Silivri Çevre Derneği, günümüzün en etkili iletişim araçlarından sosyal medyayı kullanarak yurdun her yanından anında bilgi alabiliyor…
Örneğin…
Kazdağları'nda nöbet tutanlarla her an irtibatta…
Günümüzde…
Ülkemin maden sahaları…
Su kaynakları…
Ağaçları, çiçekleri, böcekleri, ne varsa işte…
Hepsi talan ediliyor…
Hem de, başka ülkelerden gelen şirketlere peşkeş çekilircesine…
Sevindirici yanı…
Ülkenin her yanından feryatlar yükseliyor. Ve, Yaşadığı yeri seven herkes bu sesleri duyuyor…
Silivri Çevre Derneği de…
YEREL SİYASET...
İlçe Kongreleri için geri sayım başladı… En fazla aday CHP'de çıkacak gibi… Hafta içinde iki adayın daha “varım” dediğini basında gördüm...
***
CHP İstanbul Milletvekili, Akif Hamza Çebi Cuma günü Silivri'deydi. İlçe yöneticileri ile birlikte ile TAPU ve ECRİMİSİL sorunu olan (3) Orman Köyünü ziyaret etti…
***
31 Mart 2019 öncesinin Silivri Belediye Başkanı Özcan Işıklar, meclis kararıyla, İzmir Büyük Şehir Belediye Başkanı danışmanı olmuş…
***
Hafta başında… MHP'de “rozet takma” töreni vardı…

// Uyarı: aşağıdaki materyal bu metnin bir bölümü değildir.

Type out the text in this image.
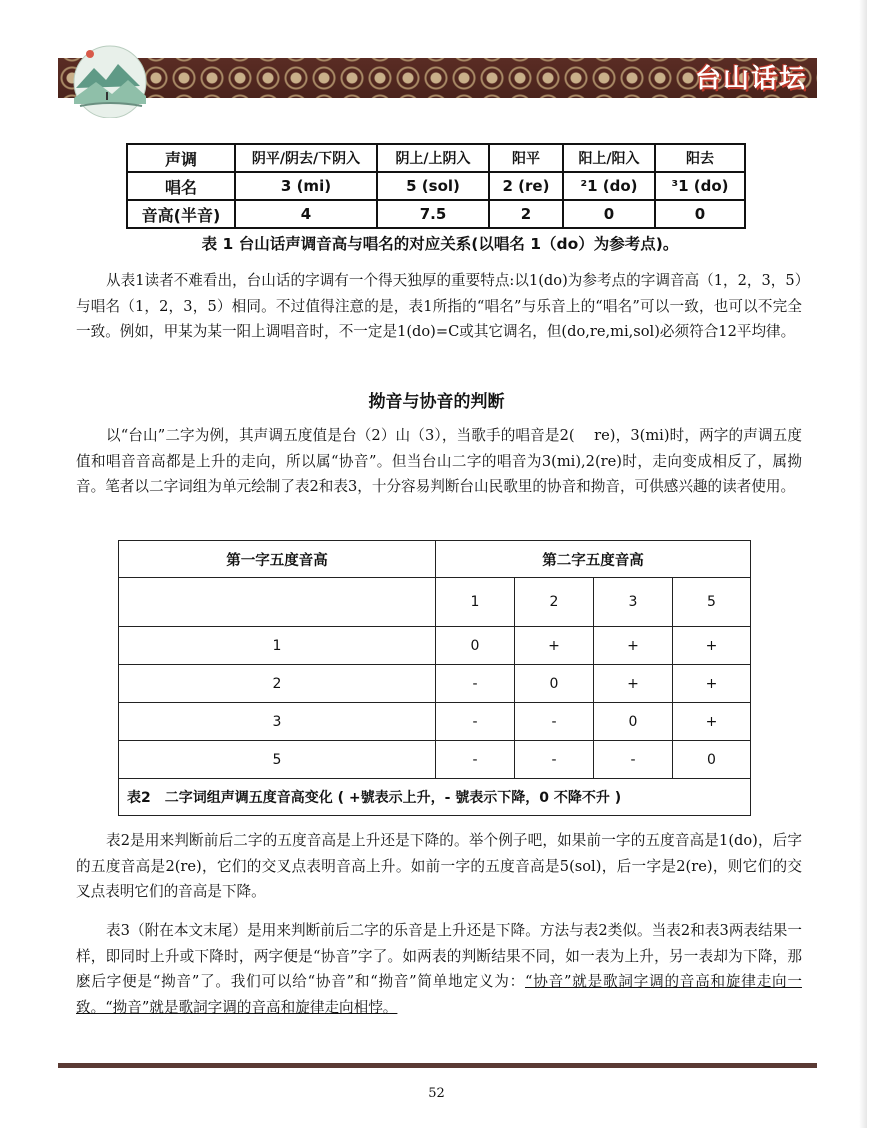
台山话坛
声调	阴平/阴去/下阴入	阴上/上阴入	阳平	阳上/阳入	阳去
唱名	3 (mi)	5 (sol)	2 (re)	²1 (do)	³1 (do)
音高(半音)	4	7.5	2	0	0
表 1 台山话声调音高与唱名的对应关系(以唱名 1（do）为参考点)。
从表1读者不难看出，台山话的字调有一个得天独厚的重要特点:以1(do)为参考点的字调音高（1，2，3，5）与唱名（1，2，3，5）相同。不过值得注意的是，表1所指的“唱名”与乐音上的“唱名”可以一致，也可以不完全一致。例如，甲某为某一阳上调唱音时，不一定是1(do)=C或其它调名，但(do,re,mi,sol)必须符合12平均律。
拗音与协音的判断
以“台山”二字为例，其声调五度值是台（2）山（3），当歌手的唱音是2(　 re)，3(mi)时，两字的声调五度值和唱音音高都是上升的走向，所以属“协音”。但当台山二字的唱音为3(mi),2(re)时，走向变成相反了，属拗音。笔者以二字词组为单元绘制了表2和表3，十分容易判断台山民歌里的协音和拗音，可供感兴趣的读者使用。
第一字五度音高	第二字五度音高			
	1	2	3	5
1	0	+	+	+
2	-	0	+	+
3	-	-	0	+
5	-	-	-	0
表2　二字词组声调五度音高变化 ( +號表示上升，- 號表示下降，0 不降不升 )				
表2是用来判断前后二字的五度音高是上升还是下降的。举个例子吧，如果前一字的五度音高是1(do)，后字的五度音高是2(re)，它们的交叉点表明音高上升。如前一字的五度音高是5(sol)，后一字是2(re)，则它们的交叉点表明它们的音高是下降。
表3（附在本文末尾）是用来判断前后二字的乐音是上升还是下降。方法与表2类似。当表2和表3两表结果一样，即同时上升或下降时，两字便是“协音”字了。如两表的判断结果不同，如一表为上升，另一表却为下降，那麽后字便是“拗音”了。我们可以给“协音”和“拗音”简单地定义为：“协音”就是歌詞字调的音高和旋律走向一致。“拗音”就是歌詞字调的音高和旋律走向相悖。
52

Belli ki, yerelde iktidar olma avantajını kullanmak istiyor…
***
Genel Merkez kanadında Merkezde Genel Kurul'un yapılması kesin gözüyle bakılırken, Silivri AKP'de henüz ses seda yok…
***
İYİ Parti, MHP'nin hamlesine karşı savunmasını yaptığı gibi mahalleleri dolaşmaya devam ediyor…
***
Ve… “Umuda Yolculuk”
Gazetemin Patronu Sevginar Sali'nin , 23 Ağustos, Cuma günkü köşe yazısından bir başlık bu…
Bir dönem, Silivri Siyasetine damgasını vurmuş olan Metin Karakaş'la yapmış olduğu söyleşiden yola çıkarak bu başlığı atmış sanırım…
Ve…
Sanırım, Metin Karakaş…
Bir dönem AKP'den Başbakanlık, Dışişleri Bakanlığı yapmış Ahmet Davutoğlu'nun kurulacağı söylenen yeni parti için konuşmuş…
Kim ne yorum yaparsa yapsın…
Ben “içini dökmüş” diyorum...
Söyleşiyi okudum…
Metin Karakaş, siyaseti bilen biri…
Belli ki yeni bir yolculuk için karar vermiş…Hayırlı olsun!
BU NE ŞİMDİ?...
Sabah,sabah…
Henüz uykum açılmamış…
Radyo dinliyorum… Flaş, flaş, flaş…
“Diyarbakır, Van ve Mardin Büyükşehir Belediye Başkanları görevden alındı yerine o illerin Valileri kayyım olarak atandı”
Haber aynen böyle…
İster,istemez irkiliyorum…
***
Haberin devamında… Somut, gerekçe arıyorum…
Başta Cumhurbaşkanı ve İçişleri Bakanı olmak üzere yetkili yetkisiz ve yandaşlar bir sürü şey söylüyor...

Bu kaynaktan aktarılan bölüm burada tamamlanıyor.